Beef heart tends to constrict and solidify when cooked, rather than turn into loose stringy bits like other meats.
They make good kebabs according to a recipe I found...
Marinated overnight in ground cumin, garlic, chilli and oregano mixed with olive oil and red wine vinegar, the thinly sliced heart is then concertinaed onto wooden skewers before being grilled over hot coals.
Cooked quickly like this means the meat has little opportunity to constrict and toughen up.

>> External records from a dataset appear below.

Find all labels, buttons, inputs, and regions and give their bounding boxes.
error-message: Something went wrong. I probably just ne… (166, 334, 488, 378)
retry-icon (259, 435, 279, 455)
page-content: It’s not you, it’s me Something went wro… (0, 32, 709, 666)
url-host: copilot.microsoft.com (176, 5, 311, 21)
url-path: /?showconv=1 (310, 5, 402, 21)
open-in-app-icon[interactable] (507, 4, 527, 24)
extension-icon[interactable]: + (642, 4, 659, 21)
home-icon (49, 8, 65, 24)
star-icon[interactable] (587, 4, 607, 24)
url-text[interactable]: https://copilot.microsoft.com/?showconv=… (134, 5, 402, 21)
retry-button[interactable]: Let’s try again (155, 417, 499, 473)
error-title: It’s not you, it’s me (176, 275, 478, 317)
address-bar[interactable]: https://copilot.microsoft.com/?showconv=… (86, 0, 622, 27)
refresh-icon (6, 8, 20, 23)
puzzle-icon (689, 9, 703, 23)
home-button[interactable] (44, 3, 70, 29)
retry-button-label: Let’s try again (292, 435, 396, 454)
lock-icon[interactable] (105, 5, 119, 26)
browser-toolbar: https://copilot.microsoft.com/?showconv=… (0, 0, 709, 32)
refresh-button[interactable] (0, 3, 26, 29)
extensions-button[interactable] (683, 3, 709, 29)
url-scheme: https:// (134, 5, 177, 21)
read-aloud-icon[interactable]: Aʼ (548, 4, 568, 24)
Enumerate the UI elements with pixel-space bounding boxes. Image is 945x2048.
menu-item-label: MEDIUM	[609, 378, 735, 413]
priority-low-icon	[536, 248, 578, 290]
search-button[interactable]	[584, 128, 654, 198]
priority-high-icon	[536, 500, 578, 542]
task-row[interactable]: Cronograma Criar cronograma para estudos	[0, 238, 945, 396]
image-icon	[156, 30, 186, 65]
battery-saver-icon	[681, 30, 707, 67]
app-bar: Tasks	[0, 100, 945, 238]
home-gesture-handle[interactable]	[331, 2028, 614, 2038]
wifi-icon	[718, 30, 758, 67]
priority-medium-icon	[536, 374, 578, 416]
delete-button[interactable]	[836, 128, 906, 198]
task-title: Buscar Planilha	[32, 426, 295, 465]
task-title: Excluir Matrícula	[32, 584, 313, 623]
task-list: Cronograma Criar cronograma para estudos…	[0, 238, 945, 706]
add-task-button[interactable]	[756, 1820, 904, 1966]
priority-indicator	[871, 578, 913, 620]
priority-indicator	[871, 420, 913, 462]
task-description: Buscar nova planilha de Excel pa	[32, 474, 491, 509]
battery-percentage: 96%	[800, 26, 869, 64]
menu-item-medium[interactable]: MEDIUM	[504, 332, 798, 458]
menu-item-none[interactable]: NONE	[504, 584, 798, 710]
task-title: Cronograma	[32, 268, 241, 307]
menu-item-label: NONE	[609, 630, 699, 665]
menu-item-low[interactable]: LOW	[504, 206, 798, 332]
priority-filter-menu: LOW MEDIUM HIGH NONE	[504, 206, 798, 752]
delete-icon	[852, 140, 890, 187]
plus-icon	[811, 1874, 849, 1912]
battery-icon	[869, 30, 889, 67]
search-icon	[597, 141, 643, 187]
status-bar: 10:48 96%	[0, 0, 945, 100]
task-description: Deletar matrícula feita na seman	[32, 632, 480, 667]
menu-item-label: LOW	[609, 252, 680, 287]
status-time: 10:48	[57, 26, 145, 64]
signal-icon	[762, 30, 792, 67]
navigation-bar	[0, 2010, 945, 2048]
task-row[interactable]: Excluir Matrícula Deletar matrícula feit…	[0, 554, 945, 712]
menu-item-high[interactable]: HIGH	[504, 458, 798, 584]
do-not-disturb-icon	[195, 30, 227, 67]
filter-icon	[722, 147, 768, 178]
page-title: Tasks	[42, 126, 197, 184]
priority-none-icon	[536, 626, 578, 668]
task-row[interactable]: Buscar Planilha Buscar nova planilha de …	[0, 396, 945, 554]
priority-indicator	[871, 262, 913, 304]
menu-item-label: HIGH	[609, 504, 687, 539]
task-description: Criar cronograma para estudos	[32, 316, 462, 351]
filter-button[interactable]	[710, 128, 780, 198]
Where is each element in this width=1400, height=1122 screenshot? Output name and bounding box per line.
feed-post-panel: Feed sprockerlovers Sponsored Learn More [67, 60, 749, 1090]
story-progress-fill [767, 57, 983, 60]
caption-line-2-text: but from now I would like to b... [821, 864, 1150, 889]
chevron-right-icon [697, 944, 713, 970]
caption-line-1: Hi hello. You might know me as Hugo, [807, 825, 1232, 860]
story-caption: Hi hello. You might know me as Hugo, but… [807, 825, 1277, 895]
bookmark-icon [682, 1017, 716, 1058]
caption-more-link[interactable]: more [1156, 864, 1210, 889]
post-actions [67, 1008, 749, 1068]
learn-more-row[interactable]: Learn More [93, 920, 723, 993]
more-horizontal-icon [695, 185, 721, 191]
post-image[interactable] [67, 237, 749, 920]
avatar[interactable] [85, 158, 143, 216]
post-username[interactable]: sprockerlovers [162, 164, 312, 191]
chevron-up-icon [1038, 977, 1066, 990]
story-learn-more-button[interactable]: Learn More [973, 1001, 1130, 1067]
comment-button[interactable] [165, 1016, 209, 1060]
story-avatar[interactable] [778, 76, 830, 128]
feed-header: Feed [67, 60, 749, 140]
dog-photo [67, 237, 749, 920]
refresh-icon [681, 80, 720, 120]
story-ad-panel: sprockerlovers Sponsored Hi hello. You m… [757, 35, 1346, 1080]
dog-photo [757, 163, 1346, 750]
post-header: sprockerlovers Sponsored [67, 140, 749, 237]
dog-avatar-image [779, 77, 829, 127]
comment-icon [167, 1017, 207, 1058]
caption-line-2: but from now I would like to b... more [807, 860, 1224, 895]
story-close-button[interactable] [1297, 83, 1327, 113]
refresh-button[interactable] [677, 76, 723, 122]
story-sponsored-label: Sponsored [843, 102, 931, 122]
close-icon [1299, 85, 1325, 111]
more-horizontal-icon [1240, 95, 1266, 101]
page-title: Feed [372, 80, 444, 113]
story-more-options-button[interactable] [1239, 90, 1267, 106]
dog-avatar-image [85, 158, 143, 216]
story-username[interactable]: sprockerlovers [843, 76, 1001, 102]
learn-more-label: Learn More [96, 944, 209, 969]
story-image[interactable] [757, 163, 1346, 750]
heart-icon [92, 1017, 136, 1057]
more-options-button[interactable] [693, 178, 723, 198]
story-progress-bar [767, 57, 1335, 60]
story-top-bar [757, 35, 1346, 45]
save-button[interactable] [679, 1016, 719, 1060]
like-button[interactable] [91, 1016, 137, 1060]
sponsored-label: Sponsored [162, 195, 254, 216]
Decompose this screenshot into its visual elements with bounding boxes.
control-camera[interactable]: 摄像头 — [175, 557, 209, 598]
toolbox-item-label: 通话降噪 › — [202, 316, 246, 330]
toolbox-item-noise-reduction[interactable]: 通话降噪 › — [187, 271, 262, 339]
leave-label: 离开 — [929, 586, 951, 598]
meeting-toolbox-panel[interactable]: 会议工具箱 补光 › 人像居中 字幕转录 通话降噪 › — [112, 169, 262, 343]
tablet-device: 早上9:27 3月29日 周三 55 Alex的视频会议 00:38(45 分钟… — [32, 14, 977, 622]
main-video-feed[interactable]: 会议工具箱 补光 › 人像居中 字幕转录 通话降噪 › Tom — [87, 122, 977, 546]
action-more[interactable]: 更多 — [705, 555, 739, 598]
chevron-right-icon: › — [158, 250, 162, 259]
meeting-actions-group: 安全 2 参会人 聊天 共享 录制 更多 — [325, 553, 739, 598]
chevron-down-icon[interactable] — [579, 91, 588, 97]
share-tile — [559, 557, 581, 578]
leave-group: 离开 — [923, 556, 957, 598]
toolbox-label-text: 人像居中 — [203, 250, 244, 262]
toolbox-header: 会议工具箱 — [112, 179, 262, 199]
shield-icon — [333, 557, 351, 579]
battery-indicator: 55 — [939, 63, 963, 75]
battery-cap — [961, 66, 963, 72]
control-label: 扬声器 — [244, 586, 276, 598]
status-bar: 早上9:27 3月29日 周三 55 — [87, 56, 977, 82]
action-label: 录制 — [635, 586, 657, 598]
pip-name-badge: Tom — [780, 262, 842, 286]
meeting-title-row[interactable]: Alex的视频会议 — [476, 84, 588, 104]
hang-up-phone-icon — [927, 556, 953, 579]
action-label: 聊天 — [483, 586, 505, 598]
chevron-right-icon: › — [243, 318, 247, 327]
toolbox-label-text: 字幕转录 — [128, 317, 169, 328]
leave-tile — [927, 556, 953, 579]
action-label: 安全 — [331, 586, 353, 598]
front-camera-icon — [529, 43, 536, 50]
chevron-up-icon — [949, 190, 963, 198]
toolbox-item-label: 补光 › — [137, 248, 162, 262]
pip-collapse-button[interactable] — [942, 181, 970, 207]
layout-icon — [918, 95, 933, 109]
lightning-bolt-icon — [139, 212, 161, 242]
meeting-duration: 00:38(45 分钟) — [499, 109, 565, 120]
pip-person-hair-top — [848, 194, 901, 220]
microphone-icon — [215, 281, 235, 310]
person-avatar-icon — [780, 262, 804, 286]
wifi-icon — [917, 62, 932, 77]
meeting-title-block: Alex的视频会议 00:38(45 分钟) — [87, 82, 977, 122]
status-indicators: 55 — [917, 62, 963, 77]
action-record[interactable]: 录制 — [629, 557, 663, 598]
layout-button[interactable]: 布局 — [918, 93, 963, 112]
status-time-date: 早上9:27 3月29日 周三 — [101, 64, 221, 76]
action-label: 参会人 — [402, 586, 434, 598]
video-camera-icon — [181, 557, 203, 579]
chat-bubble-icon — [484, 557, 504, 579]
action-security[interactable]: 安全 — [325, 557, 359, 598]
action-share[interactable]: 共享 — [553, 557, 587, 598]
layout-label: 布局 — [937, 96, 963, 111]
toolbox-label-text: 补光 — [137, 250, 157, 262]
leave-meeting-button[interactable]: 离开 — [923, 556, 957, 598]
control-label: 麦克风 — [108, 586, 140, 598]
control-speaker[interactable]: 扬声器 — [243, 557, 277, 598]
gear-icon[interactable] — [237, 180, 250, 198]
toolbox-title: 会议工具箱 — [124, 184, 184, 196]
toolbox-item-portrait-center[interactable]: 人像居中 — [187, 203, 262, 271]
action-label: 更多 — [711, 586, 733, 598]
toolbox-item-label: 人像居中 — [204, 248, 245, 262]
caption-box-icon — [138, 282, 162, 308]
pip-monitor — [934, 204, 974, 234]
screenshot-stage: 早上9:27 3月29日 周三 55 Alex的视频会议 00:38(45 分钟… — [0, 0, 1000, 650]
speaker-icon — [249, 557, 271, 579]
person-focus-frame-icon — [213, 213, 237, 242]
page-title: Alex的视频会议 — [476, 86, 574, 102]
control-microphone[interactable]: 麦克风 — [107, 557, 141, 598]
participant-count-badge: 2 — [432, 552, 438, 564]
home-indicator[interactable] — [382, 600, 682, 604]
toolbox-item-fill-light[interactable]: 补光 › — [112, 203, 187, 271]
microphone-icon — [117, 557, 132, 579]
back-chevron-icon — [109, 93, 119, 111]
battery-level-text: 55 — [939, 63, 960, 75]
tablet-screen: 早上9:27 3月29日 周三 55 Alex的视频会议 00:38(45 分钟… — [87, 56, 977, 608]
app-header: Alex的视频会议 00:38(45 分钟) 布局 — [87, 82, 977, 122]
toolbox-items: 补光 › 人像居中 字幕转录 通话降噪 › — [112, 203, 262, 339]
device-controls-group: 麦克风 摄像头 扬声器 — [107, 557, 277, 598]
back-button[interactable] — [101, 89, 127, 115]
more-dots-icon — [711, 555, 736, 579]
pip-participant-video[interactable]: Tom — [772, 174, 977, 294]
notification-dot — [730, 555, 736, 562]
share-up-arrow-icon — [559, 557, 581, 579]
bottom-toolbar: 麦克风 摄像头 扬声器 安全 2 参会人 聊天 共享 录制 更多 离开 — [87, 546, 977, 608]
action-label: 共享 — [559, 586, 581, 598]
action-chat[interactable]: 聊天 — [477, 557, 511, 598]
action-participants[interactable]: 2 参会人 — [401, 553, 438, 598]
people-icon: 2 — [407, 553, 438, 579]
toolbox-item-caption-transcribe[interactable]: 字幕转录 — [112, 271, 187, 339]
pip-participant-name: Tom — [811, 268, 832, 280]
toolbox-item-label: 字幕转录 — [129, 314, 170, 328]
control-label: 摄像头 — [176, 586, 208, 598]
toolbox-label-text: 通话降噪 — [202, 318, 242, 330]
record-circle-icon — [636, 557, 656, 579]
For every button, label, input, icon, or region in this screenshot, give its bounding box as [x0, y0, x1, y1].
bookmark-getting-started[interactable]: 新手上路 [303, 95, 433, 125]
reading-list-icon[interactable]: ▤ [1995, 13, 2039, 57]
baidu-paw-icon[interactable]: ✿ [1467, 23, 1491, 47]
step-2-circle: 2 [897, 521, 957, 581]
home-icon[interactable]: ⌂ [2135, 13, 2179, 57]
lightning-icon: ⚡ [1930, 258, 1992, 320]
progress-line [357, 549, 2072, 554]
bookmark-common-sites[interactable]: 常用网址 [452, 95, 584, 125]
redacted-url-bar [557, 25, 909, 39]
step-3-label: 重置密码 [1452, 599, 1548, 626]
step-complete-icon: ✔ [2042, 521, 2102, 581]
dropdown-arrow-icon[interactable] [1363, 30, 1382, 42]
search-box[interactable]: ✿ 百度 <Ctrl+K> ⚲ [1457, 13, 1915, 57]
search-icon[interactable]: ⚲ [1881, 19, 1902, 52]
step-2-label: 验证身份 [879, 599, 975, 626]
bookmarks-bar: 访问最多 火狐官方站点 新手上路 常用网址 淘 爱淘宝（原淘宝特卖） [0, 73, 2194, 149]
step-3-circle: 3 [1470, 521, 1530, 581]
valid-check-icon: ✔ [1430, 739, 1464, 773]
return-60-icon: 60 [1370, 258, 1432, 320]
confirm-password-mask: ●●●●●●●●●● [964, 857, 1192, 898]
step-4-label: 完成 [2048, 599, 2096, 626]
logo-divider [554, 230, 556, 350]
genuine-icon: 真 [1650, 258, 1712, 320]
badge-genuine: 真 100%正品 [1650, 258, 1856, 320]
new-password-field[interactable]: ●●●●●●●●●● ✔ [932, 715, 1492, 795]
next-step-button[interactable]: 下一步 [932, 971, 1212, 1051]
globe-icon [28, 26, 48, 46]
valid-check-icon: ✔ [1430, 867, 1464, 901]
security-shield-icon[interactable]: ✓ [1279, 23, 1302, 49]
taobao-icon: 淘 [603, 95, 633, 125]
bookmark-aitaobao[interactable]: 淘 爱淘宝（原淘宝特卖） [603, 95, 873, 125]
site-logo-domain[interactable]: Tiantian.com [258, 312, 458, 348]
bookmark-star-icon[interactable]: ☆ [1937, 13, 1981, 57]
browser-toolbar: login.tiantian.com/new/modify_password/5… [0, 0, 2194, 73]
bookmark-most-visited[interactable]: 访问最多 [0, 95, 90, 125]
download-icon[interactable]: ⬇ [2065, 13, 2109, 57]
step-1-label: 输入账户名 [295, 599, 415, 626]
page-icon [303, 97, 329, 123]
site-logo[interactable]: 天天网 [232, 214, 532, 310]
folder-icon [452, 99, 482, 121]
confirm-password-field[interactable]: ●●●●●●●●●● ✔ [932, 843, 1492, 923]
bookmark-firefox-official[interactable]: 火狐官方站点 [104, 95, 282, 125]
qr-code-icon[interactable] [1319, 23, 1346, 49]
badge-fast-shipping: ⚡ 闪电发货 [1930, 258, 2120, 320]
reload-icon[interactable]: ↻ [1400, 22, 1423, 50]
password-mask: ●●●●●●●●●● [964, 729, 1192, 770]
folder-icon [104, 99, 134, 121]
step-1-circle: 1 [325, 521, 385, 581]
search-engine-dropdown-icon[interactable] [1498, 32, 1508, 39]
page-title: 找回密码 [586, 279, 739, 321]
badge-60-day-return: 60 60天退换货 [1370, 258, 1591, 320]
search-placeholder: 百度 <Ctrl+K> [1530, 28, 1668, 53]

The light charring of the barbecued meat adds a warm, deep savoury note and the marinade, pepped up with the sharpness of vinegar, really lifts the dish.
After 5-6 minutes over hot charcoal, the meat was picked off the skewer onto a hot flatbread and served with rocket, a few spoonfuls of mayonnaise and the leftover marinade cooked down with some tomato puree.
And here is a recipe for spiced ox heart...
serves 6
1 kg (2 lb) ox heart, hard parts and sinews removed, cut into cubes
1 tbsp cooking oil
3 tbsp (1 1/2 oz) 40 g butter
2 large onions, chopped
1 clove garlic, crushed
2 tsp salt
freshly ground black pepper to taste
375 ml (12 fl oz) meat stock
2 bay leaves or lemon leaves
3 whole cloves
1/2 tsp each Mixed Spice (All Spice / Pumpkin pie spice) and grated nutmeg
2 tbsp lemon juice
4 tbsp plain flour
method
1. Brown meat in heated cooking oil and butter in a heavy-based saucepan.
2. Add onion and garlic and saute until onion is translucent. Season with salt and pepper.
3. Heat meat stock and add to meat together with remaining ingredients except lemon juice and flour.
4. Cover with lid, reduce heat and simmer for 2 1/2 to 3 hours or until meat is tender.
5. Remove bay leaves or lemon leaves and stir in lemon juice.
6. Thicken sauce with a flour and water paste.